Marlene Wagman-Geller

"As far back as I can remember, it was always on my bucket list, even before the term bucket list was coined,
to be a writer. It was a natural progression to want to go from reading books to writing one."

Spiked Schnapps (1774)

Mar 15, 2022 by Marlene Wagman-Geller

Forest Gump observed, “My mama always said you can tell a lot about a person by their shoes, where they going, where they been.” While Forest never wore Birkenstocks, the footwear of the flower power generation trod quite the path since its founder, Johannes Adam Birkenstock, fashioned the first pair.

      Before Crocs and Uggs were glimmers in their creators’ eyes, church records from the German town of Langen-Bergheim listed Johannes Adam Birkenstock as “vassal and cobbler.” In the late 19th century, his descendant, Konrad Birkenstock, opened two stores in Frankfurt where he fashioned shoes with a fussbett, “footbed,” that emulates the sensation of walking on sand. The store proved profitable as Germans extoll the virtues of walking though the cultural trend carried negativity. In the country’s anti-Semitic literature of the fin de sièce era, a malformed foot caricatured Jews as much as did hooked noses. The success of the footwear led to a national contract during World War I to help injured soldiers. In the 1960s, Karl Birkenstock experimented in his kitchen where he blended cork and latex to create the light yet resilient Madrid model. 

      The metamorphosis of Birkenstock from a Bavarian family-owned business to a world-wide conglomerate occurred when Berlin born Margot Fraser married an American and moved to Santa Cruz, California. On a 1960s trip home to visit a spa, she purchased a pair of Birkenstocks, far more comfortable for her painful foot condition than the narrow-pointed toe style then in vogue. Trying to peddle her idea, shoe-store owners-one who referred to them as “hideous-” said they would never sell. Undaunted, she set up a booth at a San Francisco convention that proved popular with health store owners who placed them alongside granola. They proved de rigueur for the counterculture generation.  So many wore them in the Bay Area they became known as “Berkeleystocks.” For Margot, the sole American distributor, the cork sandal became her glass slipper.

     As with the Aesopian turtle, the prosaic shoes sold steadily but surely under the hippie shoe came under the 1990s spotlight.
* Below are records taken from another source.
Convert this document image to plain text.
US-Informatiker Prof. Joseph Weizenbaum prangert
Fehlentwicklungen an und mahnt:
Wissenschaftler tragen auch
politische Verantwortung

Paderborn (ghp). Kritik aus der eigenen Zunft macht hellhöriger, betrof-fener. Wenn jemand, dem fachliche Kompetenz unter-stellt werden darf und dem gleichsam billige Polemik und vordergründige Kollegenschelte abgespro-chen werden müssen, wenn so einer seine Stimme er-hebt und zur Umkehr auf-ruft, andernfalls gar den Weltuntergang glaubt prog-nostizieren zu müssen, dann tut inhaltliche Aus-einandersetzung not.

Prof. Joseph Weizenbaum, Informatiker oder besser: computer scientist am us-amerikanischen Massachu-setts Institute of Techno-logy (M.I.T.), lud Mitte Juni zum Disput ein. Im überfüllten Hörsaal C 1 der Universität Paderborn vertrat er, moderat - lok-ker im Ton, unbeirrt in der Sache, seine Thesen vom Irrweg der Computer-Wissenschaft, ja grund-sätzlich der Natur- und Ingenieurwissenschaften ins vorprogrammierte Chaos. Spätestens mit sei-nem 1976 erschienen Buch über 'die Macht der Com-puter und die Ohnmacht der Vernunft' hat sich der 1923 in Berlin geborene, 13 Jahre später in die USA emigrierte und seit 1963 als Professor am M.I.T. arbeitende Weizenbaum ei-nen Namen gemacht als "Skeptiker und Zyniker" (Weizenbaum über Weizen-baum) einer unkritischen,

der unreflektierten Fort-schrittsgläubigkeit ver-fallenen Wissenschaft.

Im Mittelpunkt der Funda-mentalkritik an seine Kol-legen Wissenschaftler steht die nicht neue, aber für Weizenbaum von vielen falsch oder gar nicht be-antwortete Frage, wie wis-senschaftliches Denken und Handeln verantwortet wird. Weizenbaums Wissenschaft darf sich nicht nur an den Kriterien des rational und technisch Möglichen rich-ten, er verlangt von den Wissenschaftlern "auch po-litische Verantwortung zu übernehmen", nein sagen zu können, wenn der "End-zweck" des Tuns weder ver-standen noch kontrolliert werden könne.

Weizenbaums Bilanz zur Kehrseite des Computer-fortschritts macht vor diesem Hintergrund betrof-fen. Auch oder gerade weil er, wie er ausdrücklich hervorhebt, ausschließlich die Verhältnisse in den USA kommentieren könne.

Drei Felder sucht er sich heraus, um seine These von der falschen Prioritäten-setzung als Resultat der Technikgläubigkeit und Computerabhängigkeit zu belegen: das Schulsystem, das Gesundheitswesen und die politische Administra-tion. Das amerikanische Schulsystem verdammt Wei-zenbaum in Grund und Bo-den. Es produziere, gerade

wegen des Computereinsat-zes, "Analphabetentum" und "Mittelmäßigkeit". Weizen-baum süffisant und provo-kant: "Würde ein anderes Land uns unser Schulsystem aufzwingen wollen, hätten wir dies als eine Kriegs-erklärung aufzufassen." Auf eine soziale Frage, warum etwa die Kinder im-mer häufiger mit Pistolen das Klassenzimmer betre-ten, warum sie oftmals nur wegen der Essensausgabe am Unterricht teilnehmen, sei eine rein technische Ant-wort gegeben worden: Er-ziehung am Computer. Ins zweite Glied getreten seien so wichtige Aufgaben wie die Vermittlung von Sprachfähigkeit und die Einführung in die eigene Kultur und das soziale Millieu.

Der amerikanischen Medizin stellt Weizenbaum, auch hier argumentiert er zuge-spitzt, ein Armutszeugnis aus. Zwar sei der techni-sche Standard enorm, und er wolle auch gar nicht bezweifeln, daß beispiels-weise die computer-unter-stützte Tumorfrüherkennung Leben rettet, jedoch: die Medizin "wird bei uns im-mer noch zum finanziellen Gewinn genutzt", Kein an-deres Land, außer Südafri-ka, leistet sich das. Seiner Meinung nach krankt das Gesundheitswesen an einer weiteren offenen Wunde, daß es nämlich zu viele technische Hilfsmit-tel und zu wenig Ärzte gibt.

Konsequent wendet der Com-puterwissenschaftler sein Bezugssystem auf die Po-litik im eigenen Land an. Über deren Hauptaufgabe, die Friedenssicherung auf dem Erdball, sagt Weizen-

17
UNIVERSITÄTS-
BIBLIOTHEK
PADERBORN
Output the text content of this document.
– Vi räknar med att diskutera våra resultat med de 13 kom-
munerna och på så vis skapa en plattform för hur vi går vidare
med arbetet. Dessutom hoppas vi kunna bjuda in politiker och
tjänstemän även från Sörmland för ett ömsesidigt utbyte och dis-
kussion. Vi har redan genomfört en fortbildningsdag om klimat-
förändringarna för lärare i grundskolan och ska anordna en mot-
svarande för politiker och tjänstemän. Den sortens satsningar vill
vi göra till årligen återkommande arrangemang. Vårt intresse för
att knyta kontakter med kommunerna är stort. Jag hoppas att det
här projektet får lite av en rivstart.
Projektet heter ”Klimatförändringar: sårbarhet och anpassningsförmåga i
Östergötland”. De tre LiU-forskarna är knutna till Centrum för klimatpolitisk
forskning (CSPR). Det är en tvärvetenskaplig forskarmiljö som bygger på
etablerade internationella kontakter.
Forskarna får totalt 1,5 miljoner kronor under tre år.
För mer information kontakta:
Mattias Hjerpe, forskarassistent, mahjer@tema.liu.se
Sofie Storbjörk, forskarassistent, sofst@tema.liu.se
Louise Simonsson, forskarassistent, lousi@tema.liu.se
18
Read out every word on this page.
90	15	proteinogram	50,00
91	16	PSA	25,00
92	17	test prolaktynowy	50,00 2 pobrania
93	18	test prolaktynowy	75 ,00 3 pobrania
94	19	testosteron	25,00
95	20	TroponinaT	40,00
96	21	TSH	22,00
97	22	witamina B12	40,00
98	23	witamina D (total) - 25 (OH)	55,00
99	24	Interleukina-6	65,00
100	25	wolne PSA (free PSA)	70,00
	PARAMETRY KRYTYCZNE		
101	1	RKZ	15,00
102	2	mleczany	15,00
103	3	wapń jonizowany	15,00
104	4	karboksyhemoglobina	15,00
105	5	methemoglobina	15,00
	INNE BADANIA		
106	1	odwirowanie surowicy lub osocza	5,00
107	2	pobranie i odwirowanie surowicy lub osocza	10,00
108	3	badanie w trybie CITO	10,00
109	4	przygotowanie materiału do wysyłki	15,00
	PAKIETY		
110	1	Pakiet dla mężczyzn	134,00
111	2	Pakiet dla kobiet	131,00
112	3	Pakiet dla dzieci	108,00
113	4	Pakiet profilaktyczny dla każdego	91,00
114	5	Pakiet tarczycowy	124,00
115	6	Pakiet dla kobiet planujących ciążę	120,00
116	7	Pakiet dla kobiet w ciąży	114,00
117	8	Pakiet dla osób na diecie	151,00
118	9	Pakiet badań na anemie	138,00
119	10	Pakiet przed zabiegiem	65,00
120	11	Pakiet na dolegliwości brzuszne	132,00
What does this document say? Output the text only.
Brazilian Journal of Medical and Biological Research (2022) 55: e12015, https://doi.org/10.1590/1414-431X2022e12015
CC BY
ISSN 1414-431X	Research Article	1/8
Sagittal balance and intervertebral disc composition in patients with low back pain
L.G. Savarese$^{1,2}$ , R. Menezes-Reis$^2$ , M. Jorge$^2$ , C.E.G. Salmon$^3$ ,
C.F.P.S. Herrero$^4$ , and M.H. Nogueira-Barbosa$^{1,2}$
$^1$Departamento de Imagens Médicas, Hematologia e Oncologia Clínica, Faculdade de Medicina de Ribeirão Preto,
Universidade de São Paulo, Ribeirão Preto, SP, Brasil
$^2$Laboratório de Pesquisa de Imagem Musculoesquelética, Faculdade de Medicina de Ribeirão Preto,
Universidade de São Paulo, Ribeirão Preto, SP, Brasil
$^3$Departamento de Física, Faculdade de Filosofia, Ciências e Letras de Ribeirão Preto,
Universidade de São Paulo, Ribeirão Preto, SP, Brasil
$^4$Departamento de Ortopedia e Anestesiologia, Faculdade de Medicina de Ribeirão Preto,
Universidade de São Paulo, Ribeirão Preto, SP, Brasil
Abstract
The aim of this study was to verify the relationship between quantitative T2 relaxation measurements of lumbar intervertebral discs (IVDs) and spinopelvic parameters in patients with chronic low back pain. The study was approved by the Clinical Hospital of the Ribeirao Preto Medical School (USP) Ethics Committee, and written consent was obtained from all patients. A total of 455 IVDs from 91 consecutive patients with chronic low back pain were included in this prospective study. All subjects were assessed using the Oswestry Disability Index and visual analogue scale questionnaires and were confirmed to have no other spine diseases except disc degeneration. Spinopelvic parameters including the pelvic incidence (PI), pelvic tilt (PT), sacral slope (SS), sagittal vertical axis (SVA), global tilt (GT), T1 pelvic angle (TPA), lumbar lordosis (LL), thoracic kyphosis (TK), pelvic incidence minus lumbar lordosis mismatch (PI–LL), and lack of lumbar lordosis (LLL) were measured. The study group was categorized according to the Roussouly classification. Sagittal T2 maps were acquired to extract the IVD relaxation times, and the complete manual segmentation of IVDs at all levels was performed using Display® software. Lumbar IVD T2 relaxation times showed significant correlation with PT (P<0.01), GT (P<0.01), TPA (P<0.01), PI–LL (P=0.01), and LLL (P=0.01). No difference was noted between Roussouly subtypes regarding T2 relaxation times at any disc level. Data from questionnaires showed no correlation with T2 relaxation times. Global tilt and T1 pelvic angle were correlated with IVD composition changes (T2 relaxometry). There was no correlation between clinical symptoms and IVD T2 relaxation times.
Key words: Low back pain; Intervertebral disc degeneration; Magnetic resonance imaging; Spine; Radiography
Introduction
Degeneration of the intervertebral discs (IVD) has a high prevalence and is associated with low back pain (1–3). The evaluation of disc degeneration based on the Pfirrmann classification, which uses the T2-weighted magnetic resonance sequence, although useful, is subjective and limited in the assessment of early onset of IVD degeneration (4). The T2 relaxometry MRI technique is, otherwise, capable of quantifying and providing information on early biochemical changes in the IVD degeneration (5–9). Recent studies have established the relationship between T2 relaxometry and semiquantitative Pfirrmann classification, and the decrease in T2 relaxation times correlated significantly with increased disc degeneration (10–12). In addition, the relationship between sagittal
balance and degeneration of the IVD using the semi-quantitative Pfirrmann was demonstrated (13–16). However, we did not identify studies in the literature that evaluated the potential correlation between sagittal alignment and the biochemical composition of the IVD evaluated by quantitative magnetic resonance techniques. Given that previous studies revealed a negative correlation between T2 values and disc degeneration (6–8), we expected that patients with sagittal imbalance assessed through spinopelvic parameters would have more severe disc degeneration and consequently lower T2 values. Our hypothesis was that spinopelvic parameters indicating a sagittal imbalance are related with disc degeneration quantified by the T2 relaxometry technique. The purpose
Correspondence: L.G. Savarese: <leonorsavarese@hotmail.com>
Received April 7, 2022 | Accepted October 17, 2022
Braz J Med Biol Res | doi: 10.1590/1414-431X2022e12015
Model Kate Moss and designer Perry Ellis gave them a thumbs up that led to the patronage of Madonna, Harrison Ford, and Keanu Reeves. In 2012, Birkenstocks trod a Paris runway when Phoebe Philo of Céline arranged a fashion show where the models sported the German sandals lined with fur in what magazines dubbed “Furkenstocks.” Miley Cyrus sported a bejeweled pair coupled with a bra top. Italian designer Giambattista Valli offered a metallic version edged with studs; Givenchy’s version displayed pink roses. Actress Frances McDormand presented a 2019 Oscar wearing a pink Valentino gown and custom yellow suede Valentino Birkenstocks. To the shock of Sex and the City fans, Carrie Bradshaw, slavishly devoted to the stiletto, in the follow up series, And Just Life That, wore a pair of mocha-toned Birkenstocks. Kendall Jenner and Dakota Johnson followed suit. With hippie and celebrity stamp of approval, the company sells approximately thirty-four million shoes annually in a 100 countries.

     Proof positive that the once ugly duckling has shed its reputation as Geekenstocks is its 2021 incarnation when the orthopedic sandal transformed to one where its leather strap consisted of a repurposed Hermès Birkin bag that sells from $34,000 to $76,000-depending on foot size. In the same year, Alex and Christian Birkenstock announced it was selling a majority of its $4.85 billion company sold to luxury brand LVMH-think Louis Vuitton. If Johannes could see where his shoemaking shop had led, he would think mischievous elves had spiked his schnapps.